2011-07-13 10:35:09 0.000901 cataloged backuppiece
2011-07-13 10:35:09 21.824507 backup piece handle=/mnt/archive/oracle/backups/archive2/PRODRAC2/PRODRAC_3985_1_shmh358r_1_1_20110710.arc recid=11515 stamp=756383709
2011-07-13 10:35:31 21.281820

Even more recently I was using rsync to relocate a few hundred megabytes of archived logs to a new location.  By piping the output through perltrace I could see how time was required to copy each file  and then make a reasonable estimate as to how much more time was required to complete the job.  This was useful in forming an estimate of how much time it would take to copy all the files.

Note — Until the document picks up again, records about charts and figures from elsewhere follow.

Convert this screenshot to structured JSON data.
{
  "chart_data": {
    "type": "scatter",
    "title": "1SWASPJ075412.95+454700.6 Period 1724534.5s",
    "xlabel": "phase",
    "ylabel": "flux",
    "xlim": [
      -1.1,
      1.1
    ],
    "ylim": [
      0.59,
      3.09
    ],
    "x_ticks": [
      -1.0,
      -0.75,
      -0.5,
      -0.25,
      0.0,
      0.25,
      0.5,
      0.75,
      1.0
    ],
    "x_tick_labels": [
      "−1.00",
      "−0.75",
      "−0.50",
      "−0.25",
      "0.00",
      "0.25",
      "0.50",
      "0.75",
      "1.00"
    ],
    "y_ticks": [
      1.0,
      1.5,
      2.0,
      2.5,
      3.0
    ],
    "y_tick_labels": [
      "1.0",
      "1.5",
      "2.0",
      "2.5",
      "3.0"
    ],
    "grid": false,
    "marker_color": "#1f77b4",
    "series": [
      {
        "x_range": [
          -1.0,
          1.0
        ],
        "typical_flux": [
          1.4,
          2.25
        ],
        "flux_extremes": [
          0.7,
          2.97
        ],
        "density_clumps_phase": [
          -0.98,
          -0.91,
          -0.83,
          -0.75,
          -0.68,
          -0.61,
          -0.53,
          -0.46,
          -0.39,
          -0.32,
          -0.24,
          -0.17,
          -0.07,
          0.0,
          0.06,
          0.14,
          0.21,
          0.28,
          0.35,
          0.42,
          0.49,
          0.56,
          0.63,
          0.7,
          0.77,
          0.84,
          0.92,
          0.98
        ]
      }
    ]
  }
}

oracle>  rsync -av --update  /mnt/rac/oracle/archive/PRODRAC /mnt/archive/oracle/archive |~/bin/perltrace.pl

0.897609 building file list ... done
0.848139 PRODRAC/
8.644107 PRODRAC/1_1610_755849488.dbf
10.221037 PRODRAC/1_1611_755849488.dbf
20.903755 PRODRAC/2_1401_755849488.dbf
22.600272 PRODRAC/2_1402_755849488.dbf
21.960984 PRODRAC/2_1403_755849488.dbf
22.321083 PRODRAC/2_1404_755849488.dbf
22.843627 PRODRAC/2_1405_755849488.dbf
20.304977 PRODRAC/2_1406_755849488.dbf
...

If you have ever used tail -f to watch the oracle alert log for changes such as the application of archive logs during a database recovery, you may have wanted to know just how much time was required to apply each log.  Oracle does provide date stamps before and after the log, but you are left calculating the time yourself.  This can easily accomplished by piping the output of tail -f through perltrace.  I don’t have any results handy for this one, but the command line is simple enough:

$> tail -f alert_orcl.log | perltrace -wallclock

The first few lines will of course have incorrect timing information, as those lines already exist in the file.  This method works for any log file that is continuously written to.